I've never been quite as big a fan of Forbidden Planet as some (except for Anne Francis's legs, which would make any movie worth watching). I actually like all the pop-Freudian stuff that some critics complain about; pop Freudianism is so much a part of '50s culture that it would almost be wrong for the movie not to do that kind of thing, and the psychoanalytic approach to sci-fi is a nice change of pace from the usual '50s sci-fi movie, which usually dealt exclusively with the question of whether or not we could trust alien invaders; Planet is about whether or not we can trust ourselves, and that's actually more interesting.
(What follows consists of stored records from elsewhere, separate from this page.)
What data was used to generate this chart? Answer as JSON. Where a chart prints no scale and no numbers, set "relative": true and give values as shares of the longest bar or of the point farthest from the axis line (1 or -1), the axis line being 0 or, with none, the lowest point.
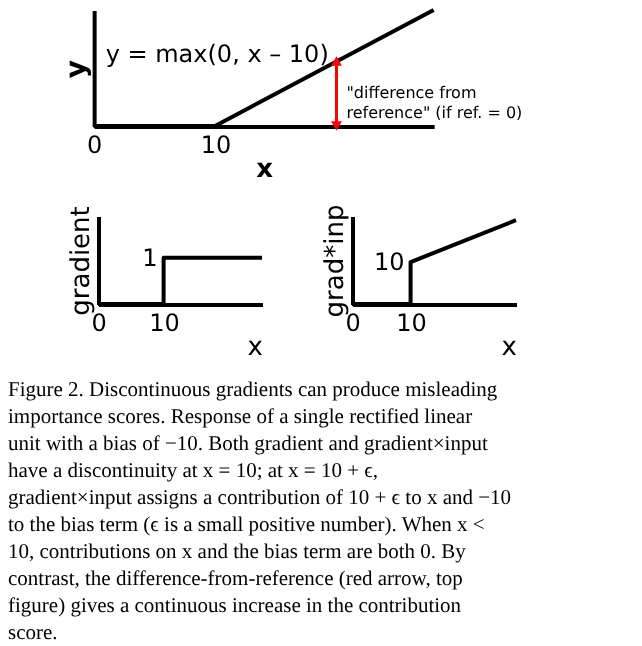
{
  "chart_data": [
    {
      "type": "line",
      "relative": true,
      "xlabel": "x",
      "ylabel": "y",
      "x": [
        0,
        10,
        28
      ],
      "xlim": [
        0,
        28
      ],
      "xticks": [
        0,
        10
      ],
      "tick_labels": "x",
      "grid": false,
      "series": [
        {
          "color": "#000000",
          "values": [
            0,
            0,
            1
          ]
        }
      ],
      "annotations": [
        "y = max(0, x – 10)",
        {
          "text": "\"difference from\nreference\" (if ref. = 0)",
          "x": 20,
          "y": 0.56
        }
      ]
    },
    {
      "type": "line",
      "ylabel": "gradient",
      "xlabel": "x",
      "x": [
        0,
        10,
        10,
        25
      ],
      "xlim": [
        0,
        25
      ],
      "xticks": [
        0,
        10
      ],
      "ylim": [
        0,
        1.9
      ],
      "tick_labels": "x",
      "grid": false,
      "series": [
        {
          "color": "#000000",
          "values": [
            0,
            0,
            1,
            1
          ],
          "value_labels": [
            null,
            null,
            "1",
            null
          ]
        }
      ]
    },
    {
      "type": "line",
      "ylabel": "grad*inp",
      "xlabel": "x",
      "x": [
        0,
        10,
        10,
        28
      ],
      "xlim": [
        0,
        28
      ],
      "xticks": [
        0,
        10
      ],
      "ylim": [
        0,
        21
      ],
      "tick_labels": "x",
      "grid": false,
      "series": [
        {
          "color": "#000000",
          "values": [
            0,
            0,
            10,
            20
          ],
          "value_labels": [
            null,
            null,
            "10",
            null
          ]
        }
      ]
    },
    {
      "type": "other",
      "annotations": [
        "Figure 2. Discontinuous gradients can produce misleading importance scores. Response of a single rectified linear unit with a bias of −10. Both gradient and gradient×input have a discontinuity at x = 10; at x = 10 + ϵ, gradient×input assigns a contribution of 10 + ϵ to x and −10 to the bias term (ϵ is a small positive number). When x < 10, contributions on x and the bias term are both 0. By contrast, the difference-from-reference (red arrow, top figure) gives a continuous increase in the contribution score."
      ]
    }
  ]
}
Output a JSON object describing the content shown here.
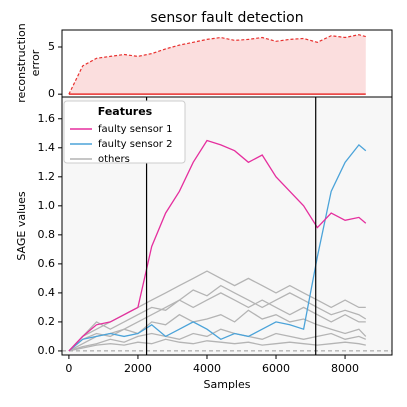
{
  "chart_data": [
    {
      "type": "area",
      "title": "sensor fault detection",
      "ylabel": [
        "reconstruction",
        "error"
      ],
      "x": [
        0,
        400,
        800,
        1200,
        1600,
        2000,
        2400,
        2800,
        3200,
        3600,
        4000,
        4400,
        4800,
        5200,
        5600,
        6000,
        6400,
        6800,
        7200,
        7600,
        8000,
        8400,
        8600
      ],
      "values": [
        0,
        3,
        3.8,
        4,
        4.2,
        4,
        4.3,
        4.8,
        5.2,
        5.5,
        5.8,
        6,
        5.7,
        5.8,
        6,
        5.6,
        5.8,
        5.9,
        5.5,
        6.2,
        6,
        6.3,
        6.1
      ],
      "color": "#e8312f",
      "fill": "#fbdede",
      "hline": 0,
      "xlim": [
        -200,
        9360
      ],
      "ylim": [
        -0.3,
        6.8
      ],
      "yticks": [
        0,
        5
      ]
    },
    {
      "type": "line",
      "xlabel": "Samples",
      "ylabel": "SAGE values",
      "legend_title": "Features",
      "x": [
        0,
        400,
        800,
        1200,
        1600,
        2000,
        2400,
        2800,
        3200,
        3600,
        4000,
        4400,
        4800,
        5200,
        5600,
        6000,
        6400,
        6800,
        7200,
        7600,
        8000,
        8400,
        8600
      ],
      "series": [
        {
          "name": "faulty sensor 1",
          "color": "#e52f9e",
          "values": [
            0.0,
            0.1,
            0.18,
            0.2,
            0.25,
            0.3,
            0.72,
            0.95,
            1.1,
            1.3,
            1.45,
            1.42,
            1.38,
            1.3,
            1.35,
            1.2,
            1.1,
            1.0,
            0.85,
            0.95,
            0.9,
            0.92,
            0.88
          ]
        },
        {
          "name": "faulty sensor 2",
          "color": "#4ba3d9",
          "values": [
            0.0,
            0.08,
            0.1,
            0.12,
            0.1,
            0.12,
            0.18,
            0.1,
            0.15,
            0.2,
            0.15,
            0.08,
            0.12,
            0.1,
            0.15,
            0.2,
            0.18,
            0.15,
            0.65,
            1.1,
            1.3,
            1.42,
            1.38
          ]
        },
        {
          "name": "others",
          "color": "#b4b4b4",
          "lines": [
            [
              0,
              0.1,
              0.15,
              0.2,
              0.25,
              0.3,
              0.35,
              0.4,
              0.45,
              0.5,
              0.55,
              0.5,
              0.45,
              0.5,
              0.45,
              0.4,
              0.45,
              0.4,
              0.35,
              0.3,
              0.35,
              0.3,
              0.3
            ],
            [
              0,
              0.05,
              0.1,
              0.12,
              0.15,
              0.2,
              0.25,
              0.3,
              0.35,
              0.3,
              0.35,
              0.4,
              0.35,
              0.3,
              0.35,
              0.3,
              0.25,
              0.3,
              0.25,
              0.2,
              0.25,
              0.2,
              0.2
            ],
            [
              0,
              0.08,
              0.12,
              0.1,
              0.15,
              0.12,
              0.2,
              0.18,
              0.25,
              0.2,
              0.22,
              0.25,
              0.2,
              0.28,
              0.22,
              0.25,
              0.2,
              0.22,
              0.18,
              0.15,
              0.12,
              0.15,
              0.1
            ],
            [
              0,
              0.03,
              0.05,
              0.08,
              0.06,
              0.1,
              0.12,
              0.1,
              0.08,
              0.12,
              0.1,
              0.15,
              0.12,
              0.1,
              0.08,
              0.12,
              0.1,
              0.08,
              0.1,
              0.12,
              0.08,
              0.1,
              0.08
            ],
            [
              0,
              0.1,
              0.2,
              0.15,
              0.2,
              0.25,
              0.3,
              0.28,
              0.35,
              0.42,
              0.38,
              0.45,
              0.4,
              0.35,
              0.3,
              0.35,
              0.4,
              0.35,
              0.3,
              0.25,
              0.28,
              0.25,
              0.22
            ],
            [
              0,
              0.02,
              0.04,
              0.05,
              0.04,
              0.06,
              0.05,
              0.08,
              0.06,
              0.05,
              0.07,
              0.06,
              0.05,
              0.06,
              0.04,
              0.05,
              0.06,
              0.05,
              0.04,
              0.05,
              0.06,
              0.05,
              0.04
            ]
          ]
        }
      ],
      "vlines": [
        2250,
        7150
      ],
      "hline": 0,
      "xlim": [
        -200,
        9360
      ],
      "ylim": [
        -0.028,
        1.75
      ],
      "xticks": [
        0,
        2000,
        4000,
        6000,
        8000
      ],
      "yticks": [
        {
          "value": 0,
          "label": "0.0"
        },
        0.2,
        0.4,
        0.6,
        0.8,
        {
          "value": 1,
          "label": "1.0"
        },
        1.2,
        1.4,
        1.6
      ]
    }
  ]
}
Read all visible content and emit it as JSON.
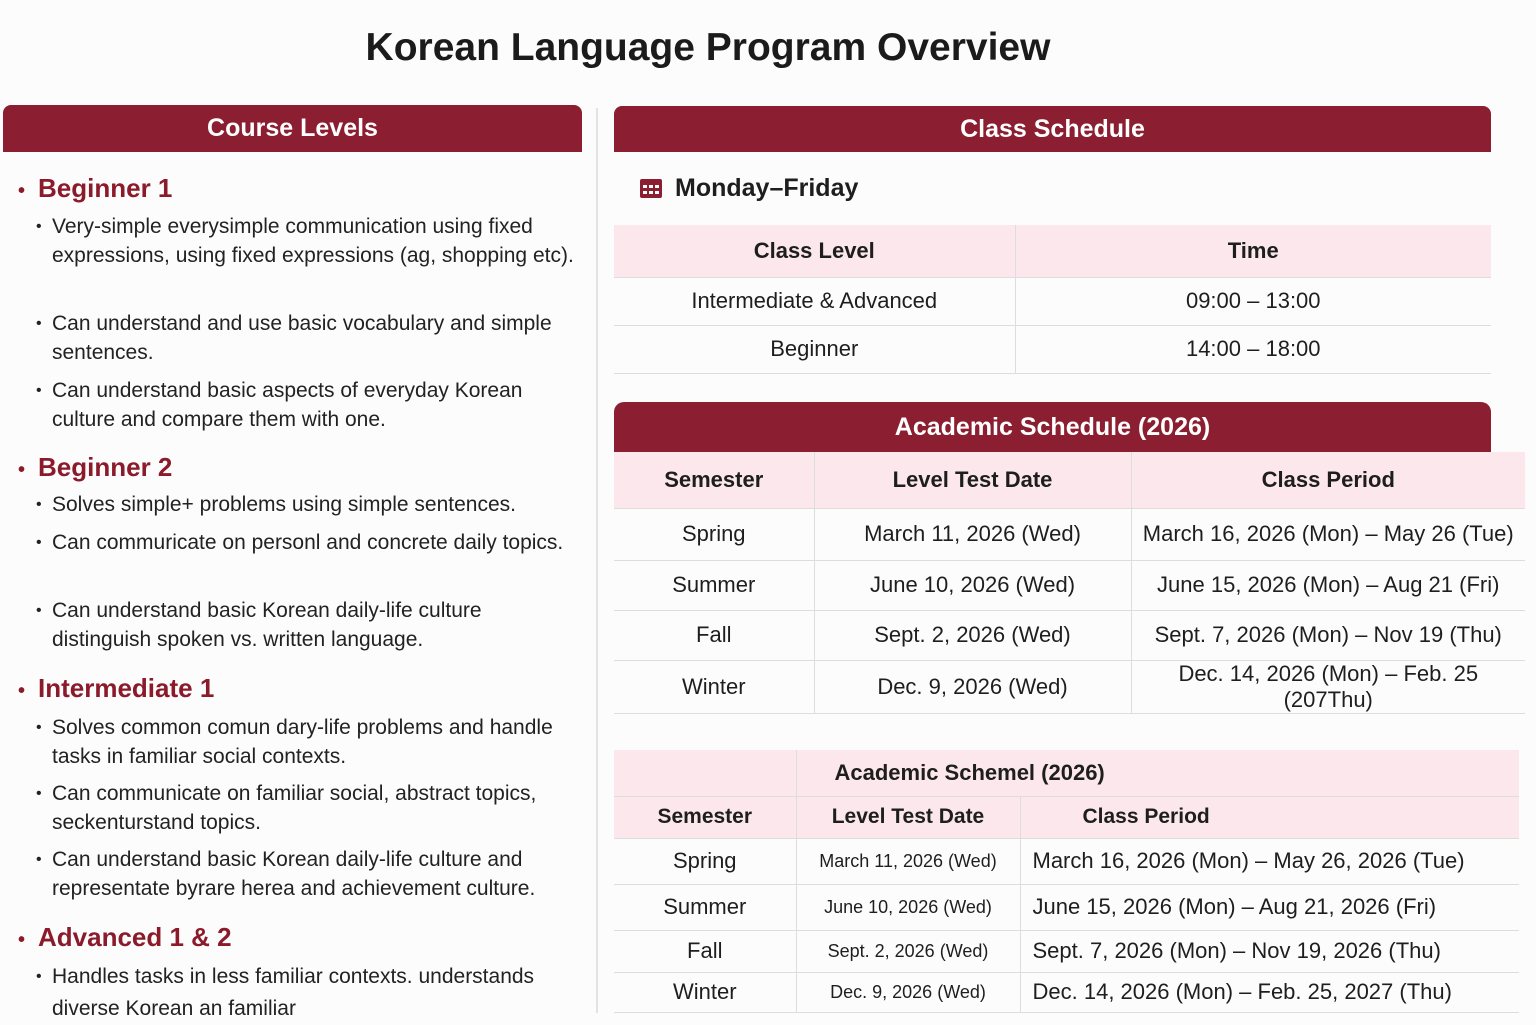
{
  "title": "Korean Language Program Overview",
  "course_levels": {
    "header": "Course Levels",
    "levels": [
      {
        "name": "Beginner 1",
        "items": [
          "Very-simple everysimple communication using fixed expressions, using fixed expressions (ag, shopping etc).",
          "Can understand and use basic vocabulary and simple sentences.",
          "Can understand basic aspects of everyday Korean culture and compare them with one."
        ]
      },
      {
        "name": "Beginner 2",
        "items": [
          "Solves simple+ problems using simple sentences.",
          "Can commuricate on personl and concrete daily topics.",
          "Can understand basic Korean daily-life culture distinguish spoken vs. written language."
        ]
      },
      {
        "name": "Intermediate 1",
        "items": [
          "Solves common comun dary-life problems and handle tasks in familiar social contexts.",
          "Can communicate on familiar social, abstract topics, seckenturstand topics.",
          "Can understand basic Korean daily-life culture and representate byrare herea and achievement culture."
        ]
      },
      {
        "name": "Advanced 1 & 2",
        "items": [
          "Handles tasks in less familiar contexts. understands diverse Korean an familiar"
        ]
      }
    ]
  },
  "class_schedule": {
    "header": "Class Schedule",
    "days": "Monday–Friday",
    "icon": "calendar-icon",
    "columns": [
      "Class Level",
      "Time"
    ],
    "rows": [
      [
        "Intermediate & Advanced",
        "09:00 – 13:00"
      ],
      [
        "Beginner",
        "14:00 – 18:00"
      ]
    ]
  },
  "academic_schedule": {
    "header": "Academic Schedule (2026)",
    "columns": [
      "Semester",
      "Level Test Date",
      "Class Period"
    ],
    "rows": [
      [
        "Spring",
        "March 11, 2026 (Wed)",
        "March 16, 2026 (Mon) – May 26 (Tue)"
      ],
      [
        "Summer",
        "June 10, 2026 (Wed)",
        "June 15, 2026 (Mon) – Aug 21 (Fri)"
      ],
      [
        "Fall",
        "Sept. 2, 2026 (Wed)",
        "Sept. 7, 2026 (Mon) – Nov 19 (Thu)"
      ],
      [
        "Winter",
        "Dec. 9, 2026 (Wed)",
        "Dec. 14, 2026 (Mon) – Feb. 25 (207Thu)"
      ]
    ]
  },
  "academic_scheme": {
    "header": "Academic Schemel (2026)",
    "columns": [
      "Semester",
      "Level Test Date",
      "Class Period"
    ],
    "rows": [
      [
        "Spring",
        "March 11, 2026 (Wed)",
        "March 16, 2026 (Mon) – May 26, 2026 (Tue)"
      ],
      [
        "Summer",
        "June 10, 2026 (Wed)",
        "June 15, 2026 (Mon) – Aug 21, 2026 (Fri)"
      ],
      [
        "Fall",
        "Sept. 2, 2026 (Wed)",
        "Sept. 7, 2026 (Mon) – Nov 19, 2026 (Thu)"
      ],
      [
        "Winter",
        "Dec. 9, 2026 (Wed)",
        "Dec. 14, 2026 (Mon) – Feb. 25, 2027 (Thu)"
      ]
    ]
  },
  "colors": {
    "accent": "#8b1e30",
    "header_row": "#fce8ec"
  }
}
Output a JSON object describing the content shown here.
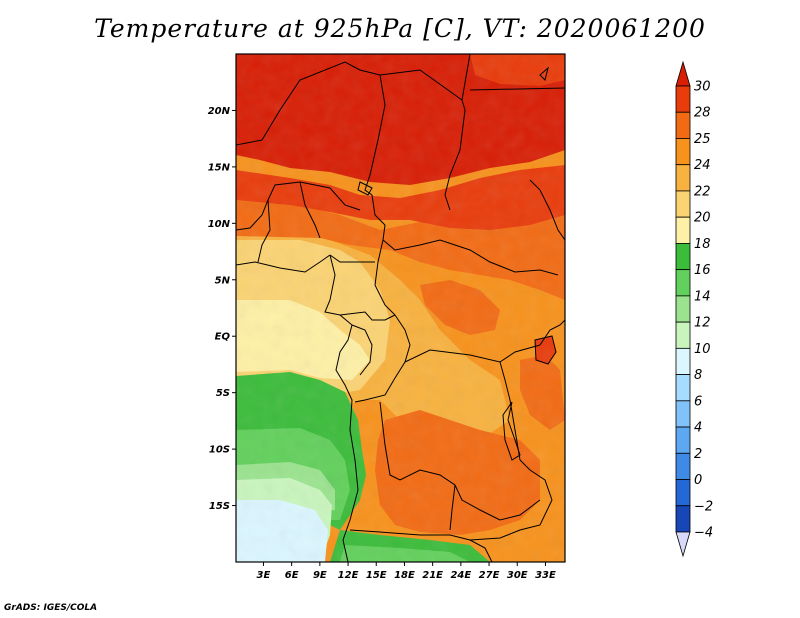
{
  "title": "Temperature at 925hPa [C], VT: 2020061200",
  "credit": "GrADS: IGES/COLA",
  "map": {
    "region": "Central Africa",
    "lon_range": [
      0,
      35
    ],
    "lat_range": [
      -20,
      25
    ],
    "lat_ticks": [
      {
        "value": 20,
        "label": "20N"
      },
      {
        "value": 15,
        "label": "15N"
      },
      {
        "value": 10,
        "label": "10N"
      },
      {
        "value": 5,
        "label": "5N"
      },
      {
        "value": 0,
        "label": "EQ"
      },
      {
        "value": -5,
        "label": "5S"
      },
      {
        "value": -10,
        "label": "10S"
      },
      {
        "value": -15,
        "label": "15S"
      }
    ],
    "lon_ticks": [
      {
        "value": 3,
        "label": "3E"
      },
      {
        "value": 6,
        "label": "6E"
      },
      {
        "value": 9,
        "label": "9E"
      },
      {
        "value": 12,
        "label": "12E"
      },
      {
        "value": 15,
        "label": "15E"
      },
      {
        "value": 18,
        "label": "18E"
      },
      {
        "value": 21,
        "label": "21E"
      },
      {
        "value": 24,
        "label": "24E"
      },
      {
        "value": 27,
        "label": "27E"
      },
      {
        "value": 30,
        "label": "30E"
      },
      {
        "value": 33,
        "label": "33E"
      }
    ]
  },
  "colorbar": {
    "levels": [
      "30",
      "28",
      "25",
      "24",
      "22",
      "20",
      "18",
      "16",
      "14",
      "12",
      "10",
      "8",
      "6",
      "4",
      "2",
      "0",
      "-2",
      "-4"
    ],
    "colors": [
      "#d81e05",
      "#e83c0c",
      "#f26b14",
      "#f7921c",
      "#f8b23f",
      "#fbd373",
      "#fef0a6",
      "#3cbc3b",
      "#62d05c",
      "#9be38f",
      "#c9f5bd",
      "#dbf6ff",
      "#a6ddff",
      "#82c2fb",
      "#5ea8f1",
      "#3e8ae6",
      "#2468d5",
      "#1746b6",
      "#0d1f84"
    ],
    "top_triangle": "#d81e05",
    "bottom_triangle": "#d8d8f8"
  }
}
My problems with Forbidden Planet are more technical and structural. Structurally, not a lot seems to happen before we get to the pop-Freud stuff; it really needed some cutting down, because there's so little action and so much talk. And on a technical level, the movie could have used more pizazz in the design concepts -- except for the design of Robby the Robot, nothing in the production design sticks in my head as really memorable. And the direction, like a lot of early-Cinemascope movies, is a little slow and stodgy. Throw in the silly electronic beep-boop score (electronic music is fine, but this isn't good electronic music; a good orchestral score would have worked much better and given more propulsion to some of the slower sequences), and you've got a movie that is sometimes more fun to summarize than to watch -- particularly when Anne Francis isn't around.
But, that said, I'm still probably going to get the special edition DVD set this November.